Cuando parece que la clase que gobierna el país da un paso al frente en términos de consideración por lo que sucedió en Argentina durante la última dictadura cívico-militar, finalmente pisa el palito y pone blanco sobre negro respecto de lo que realmente piensa. El último ejemplo es de este último sábado, cuando la primera dama porteña, Bárbara Diez, visitó junto al jefe comunal Horacio Rodríguez Larreta el Parque de la Memoria ubicado en la Costanera.

El acto fue nada menos para que el presidente francés, Emmanuel Macron y su esposa, Brigitte. Juntos, argentinos y franceses rindieron homenaje a las víctimas de la última dictadura. El parque es un espacio simbólico para recordar a los 30 mil desaparecidos, pero la señora Diez, Bárbara Diez, parece haber querido reformular algo que mucha sangre le costó al país.
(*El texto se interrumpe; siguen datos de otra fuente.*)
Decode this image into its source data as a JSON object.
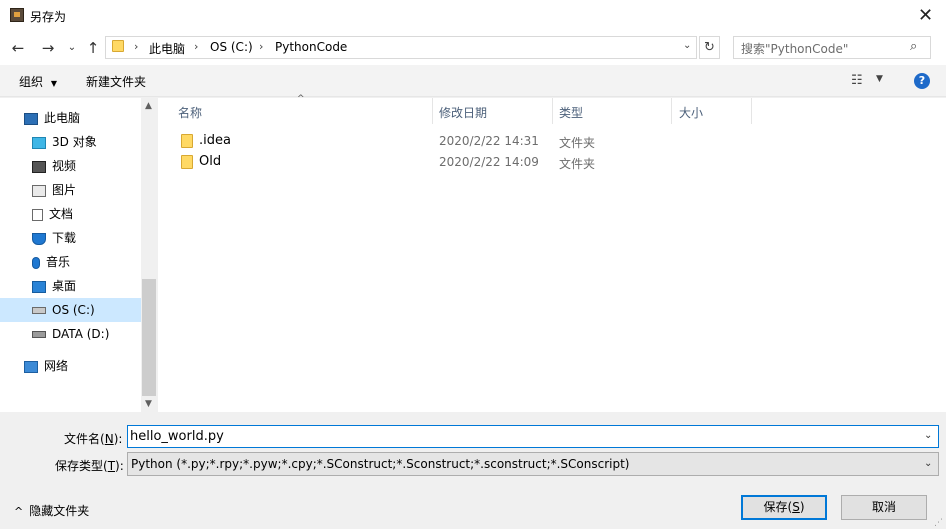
{
  "window": {
    "title": "另存为",
    "close_glyph": "✕"
  },
  "nav": {
    "back_glyph": "←",
    "forward_glyph": "→",
    "recent_glyph": "⌄",
    "up_glyph": "↑",
    "breadcrumb": [
      "此电脑",
      "OS (C:)",
      "PythonCode"
    ],
    "breadcrumb_sep": "›",
    "dropdown_glyph": "⌄",
    "refresh_glyph": "↻",
    "search_placeholder": "搜索\"PythonCode\"",
    "search_glyph": "⌕"
  },
  "toolbar": {
    "organize_label": "组织",
    "organize_caret": "▼",
    "new_folder_label": "新建文件夹",
    "view_glyph": "☷",
    "view_caret": "▼",
    "help_glyph": "?"
  },
  "sidebar": {
    "items": [
      {
        "label": "此电脑",
        "icon": "pc-icon"
      },
      {
        "label": "3D 对象",
        "icon": "3d-objects-icon"
      },
      {
        "label": "视频",
        "icon": "video-icon"
      },
      {
        "label": "图片",
        "icon": "pictures-icon"
      },
      {
        "label": "文档",
        "icon": "documents-icon"
      },
      {
        "label": "下载",
        "icon": "downloads-icon"
      },
      {
        "label": "音乐",
        "icon": "music-icon"
      },
      {
        "label": "桌面",
        "icon": "desktop-icon"
      },
      {
        "label": "OS (C:)",
        "icon": "drive-c-icon",
        "selected": true
      },
      {
        "label": "DATA (D:)",
        "icon": "drive-d-icon"
      },
      {
        "label": "网络",
        "icon": "network-icon"
      }
    ],
    "scroll_up": "▲",
    "scroll_down": "▼"
  },
  "files": {
    "columns": {
      "name": "名称",
      "modified": "修改日期",
      "type": "类型",
      "size": "大小"
    },
    "sort_caret": "^",
    "rows": [
      {
        "name": ".idea",
        "modified": "2020/2/22 14:31",
        "type": "文件夹",
        "size": ""
      },
      {
        "name": "Old",
        "modified": "2020/2/22 14:09",
        "type": "文件夹",
        "size": ""
      }
    ]
  },
  "form": {
    "filename_label": "文件名",
    "filename_key": "N",
    "filename_value": "hello_world.py",
    "filetype_label": "保存类型",
    "filetype_key": "T",
    "filetype_value": "Python (*.py;*.rpy;*.pyw;*.cpy;*.SConstruct;*.Sconstruct;*.sconstruct;*.SConscript)",
    "dropdown_glyph": "⌄"
  },
  "footer": {
    "hide_folders_caret": "^",
    "hide_folders_label": "隐藏文件夹",
    "save_label": "保存",
    "save_key": "S",
    "cancel_label": "取消"
  },
  "colors": {
    "accent": "#0078d7",
    "selection": "#cce8ff",
    "folder": "#ffd964",
    "header_text": "#4c607a",
    "help": "#1e6ac9"
  }
}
"Recordando y homenajeando para no repetir la historia"; comenzó su post en lo que parecía una reflexión teñida de respeto por los derechos humanos. "...El homenaje a las monjas francesas y su recogimiento ante cada placa de un desaparecido", destacó la primera dama de la Ciudad, que, sin embargo, finalizó su párrafo con un mensaje funesto: "Fue una guerra cruel. De un lado y del otro. Nuestro homenaje es para TODOS (sic)". Un todos que incluye a los torturadores, secuestradores de bebés y mandamases de los años más trágicos de la historia argentina.